O seu estilo de vida é, consequentemente, orientado pela busca exagerada por sensações, impulsividade e risco. A falta de objetivos de vida realistas fazem com que seja incapaz de seguir ou manter qualquer plano de vida a longo prazo, algo que fica demonstrado pela constante “saltitar” de curso para curso.
A nível de comportamento, o mesmo é definido pela anti socialidade, o que pode, eventualmente, levar à repetição dos comportamentos desviantes. Os sujeitos psicopatas não aprendem com a experiência nem com a punição, podendo este último ser até um factor motivador para a repetição dos crimes, algo que pode ser verificado no livro sobre o caso de Ted, escrito por Michaud e Aynesworth intitulado “The Only Living Witness: The True Story of Serial Sex Killer Ted Bundy”. Na verdade, Ted demonstra-se orgulhoso e alimenta-se de toda a exposição e atenção que lhe é dada por parte dos media.
Para além disso, Bundy olha para os seus crimes de uma forma fria: para ele, estes representavam apenas “menos uma pessoa à face da terra”, não demonstrando qualquer arrependimento e tratando as vítimas como meros objectos.
Mas afinal porque cometia Ted todos estes crimes?

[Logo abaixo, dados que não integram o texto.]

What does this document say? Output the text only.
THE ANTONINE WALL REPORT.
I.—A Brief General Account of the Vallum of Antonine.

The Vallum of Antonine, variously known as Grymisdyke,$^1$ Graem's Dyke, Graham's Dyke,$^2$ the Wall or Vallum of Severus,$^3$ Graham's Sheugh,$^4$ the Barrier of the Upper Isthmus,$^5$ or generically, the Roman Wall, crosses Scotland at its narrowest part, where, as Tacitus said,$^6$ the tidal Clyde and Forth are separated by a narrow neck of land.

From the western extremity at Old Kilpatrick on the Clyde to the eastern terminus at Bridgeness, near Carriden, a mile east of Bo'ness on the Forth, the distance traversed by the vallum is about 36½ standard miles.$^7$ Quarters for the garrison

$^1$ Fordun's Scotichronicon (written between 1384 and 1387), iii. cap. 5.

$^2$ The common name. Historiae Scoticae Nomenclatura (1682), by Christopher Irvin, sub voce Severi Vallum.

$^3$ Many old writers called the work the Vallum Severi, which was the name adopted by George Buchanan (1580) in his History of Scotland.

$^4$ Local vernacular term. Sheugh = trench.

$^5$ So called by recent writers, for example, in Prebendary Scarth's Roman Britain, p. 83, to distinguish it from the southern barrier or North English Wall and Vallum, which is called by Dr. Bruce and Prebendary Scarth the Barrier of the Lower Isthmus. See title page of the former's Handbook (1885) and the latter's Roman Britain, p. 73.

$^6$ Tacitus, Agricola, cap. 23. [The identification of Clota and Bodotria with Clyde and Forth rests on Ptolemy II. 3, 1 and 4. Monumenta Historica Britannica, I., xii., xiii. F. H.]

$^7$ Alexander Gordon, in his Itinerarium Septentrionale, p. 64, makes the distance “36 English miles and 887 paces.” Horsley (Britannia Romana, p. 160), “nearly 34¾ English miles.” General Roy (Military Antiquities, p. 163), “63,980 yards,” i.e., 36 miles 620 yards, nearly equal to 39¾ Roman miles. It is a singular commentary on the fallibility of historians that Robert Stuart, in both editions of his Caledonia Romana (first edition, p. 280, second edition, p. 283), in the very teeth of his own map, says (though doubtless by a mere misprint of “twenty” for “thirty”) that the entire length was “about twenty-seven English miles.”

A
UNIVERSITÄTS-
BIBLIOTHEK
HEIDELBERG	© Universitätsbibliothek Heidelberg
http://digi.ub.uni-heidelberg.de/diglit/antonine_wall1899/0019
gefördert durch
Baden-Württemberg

Ted encara as vítimas como uma “entidade ou ser maligno”, como se pode ouvir numa das entrevistas para os media. As várias entrevistas, permite-nos decifrar os mistérios associados ao seu comportamento e pensamento, que estão na origem de todas estas mortes. Parece claro que o desejo e obsessão pela posse e poder, são uma tendência no seu comportamento: numa fase inicial da sua vida, estes impulsos foram sendo saciados com pequenos furtos e roubo, que lhe possibilitaram a posse de tantos artigos de luxo. Mais tarde, este desejo parece ter constituído um bom motivo para violar e matar. Se no início os desejos eram satisfeitos apenas com a agressão sexual e a morte da vítima ocorria em resultado do medo de ser denunciado, numa fase posterior, via nos cadáveres, uma oportunidade para satisfazer os seus desejos e fantasias.
Contudo, apesar do presente estudo de caso abordar a personalidade de um sujeito psicopata, em que o indivíduo em questão foi responsável por diversas atividades criminosas, é importante notar que nem todos os psicopatas são assassinos, ou criminosos. O seu carácter manipulador e o seu egocentrismo exacerbado podem ser canalizados para outras atividades não criminosas ou puníveis por lei (ex: mundo dos negócios, a persuadir clientes, relacionamentos, etc).
Para terminar, deixo-vos com uma frase do psicólogo Francisco Ramos de Farias que me permite reflectir sobre este e outros Serial Killers e que diz: “…quem mata tem prazer ao captar a morte naquele que morre, mas apenas quando morre. O gozo perverso estaria exatamente nesse tipo de entroncamento: reduzir uma subjetividade a uma mera objetividade”.